La compagnia Societas ha sempre sorpreso con proposte di tipo nuovo; Claudia Castellucci fa un passo indietro per spingersi in avanti; presenta il festival Catalysi dal 30 settembre al 2 ottobre, un sistema a catena, che si riconduce all’idea di scuola.

«Intendo la scuola come un ritrovarsi per studiare e creare qualcosa che non c’era. Nel caso di Catalysi gli impulsi mi arrivano da artiste/i in residenza al Comandini, così come da un Laboratorio di letteratura critica che si sta per concludere».

La novità del festival è che si fonda «su uno spirito iniziale, per principianti, nel senso di chi comincia a fare qualcosa, sperimentale, e dunque anche rischioso».

Catalysi coinvolge altre realtà cittadine che condividono lo spirito dell’evento; vi collaborano Magazzino Parallelo, cinema Eliseo, Conservatorio Maderna, le librerie indipendenti I libri di Elena, Epocalibri oltre al supporto delle istituzioni cittadine.

«Questo festival non ha la funzione di censire o individuare talenti – precisa l’ideatrice Castellucci –; il termine “principiante” è inteso come linfa impetuosa che spinge a fare qualcosa che non c’era, in libertà anche leggera».

Affiancare per il festival al teatro Comandini l’attigua arena cinema San Biagio apporta un pubblico più indiscriminato, non soltanto proprio della compagnia Societas.

Direzione al debutto

Claudia Castellucci affida la direzione del festival al principiante Guillermo de Cabanyes (1994) che ha conosciuto come allievo in un corso di ritmo drammatico, in cui ha intuito coesione di vedute.

«Guillermo è un osservatore del mondo artistico a 360 gradi».

Spagnolo di Valladolid, trasferitosi a Madrid, Guillermo è in Italia da molti anni; ha studiato Scenografia all’Accademia di Brera a Milano; si è poi trasferito a Venezia, dove vive, per frequentare allo Iuav il corso di Teatro e arti performative diretto da Annalisa Sacchi.

Il festival

Catalysi va in scena al Comandini, nell’arena San Biagio, nella ex chiesa del Santo Spirito da venerdì 30 a domenica 2 ottobre a partire dalle 18.30.

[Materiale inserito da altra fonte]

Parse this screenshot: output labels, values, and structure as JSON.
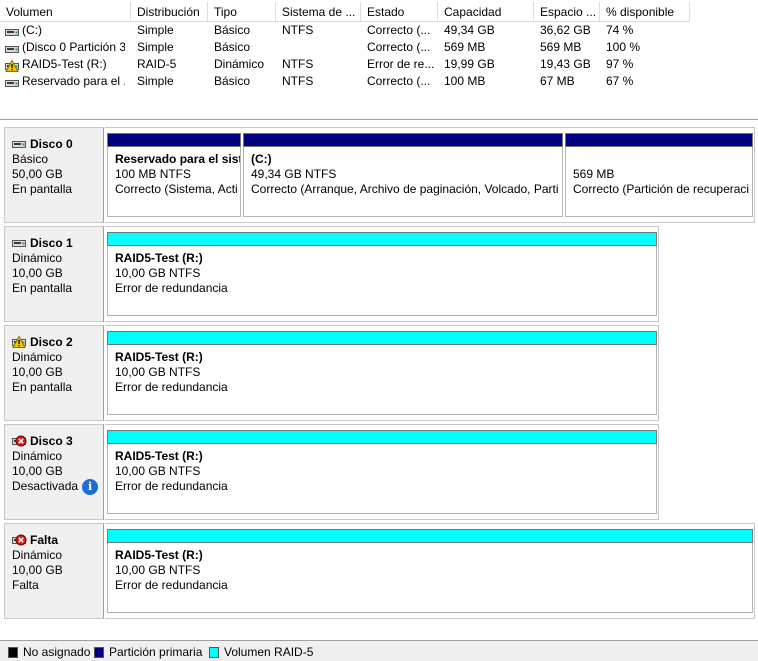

Sono 25 le proposte di principianti al debutto con 50 artisti coinvolti; la maggior parte degli eventi sono a ingresso libero, cinque gli spettacoli a pagamento (5 euro). Anticipano due laboratori gratuiti nella ex chiesa Santo Spirito: “La stagione propedeutica” condotta dalla danzatrice Sissj Bassani (29 settembre-1 ottobre), e “Corte dei miracoli” di Gaia Ginevra Giorgi e Edoardo Lazzari (1 e 2 ottobre).

La scelta artistica «sconfina apertamente in linguaggi multipli – introduce Guillermo – coinvolge artisti italiani con altri da Spagna, Francia, Slovenia, Israele. La tre giorni non segue però una logica, se non in chiave di accostamento semiotico di forme, colori, dinamiche, intensità, ritmi, ma non di contenuti. Alternando momenti più concettuali ad altri più leggeri. L’apertura di venerdì ospita il frutto di residenze»; come la performance francese di Lou Riouallon “Le soleil dans tescheveux” alle 19.30 al Comandini, e alle 21.30 “Lito latere” di Stefania Rovatti della compagnia Cospicua.

«Il sabato è più legato al senso di festa e si conclude con esibizioni musicali; alle 20.30 al Comandini c’è “Maniac” di Mealwaukee, un dispositivo scenico che guarda lo spettatore. Volta più alla leggerezza è la domenica, con lavori da godere in relax»; fra questi “Cuma” alle 20 di Michele Ifigenia e Collettivo Tyche, mentre alle 20.30 l’isrealiana Eynav Rosolio debutta con “Nature of the beat”.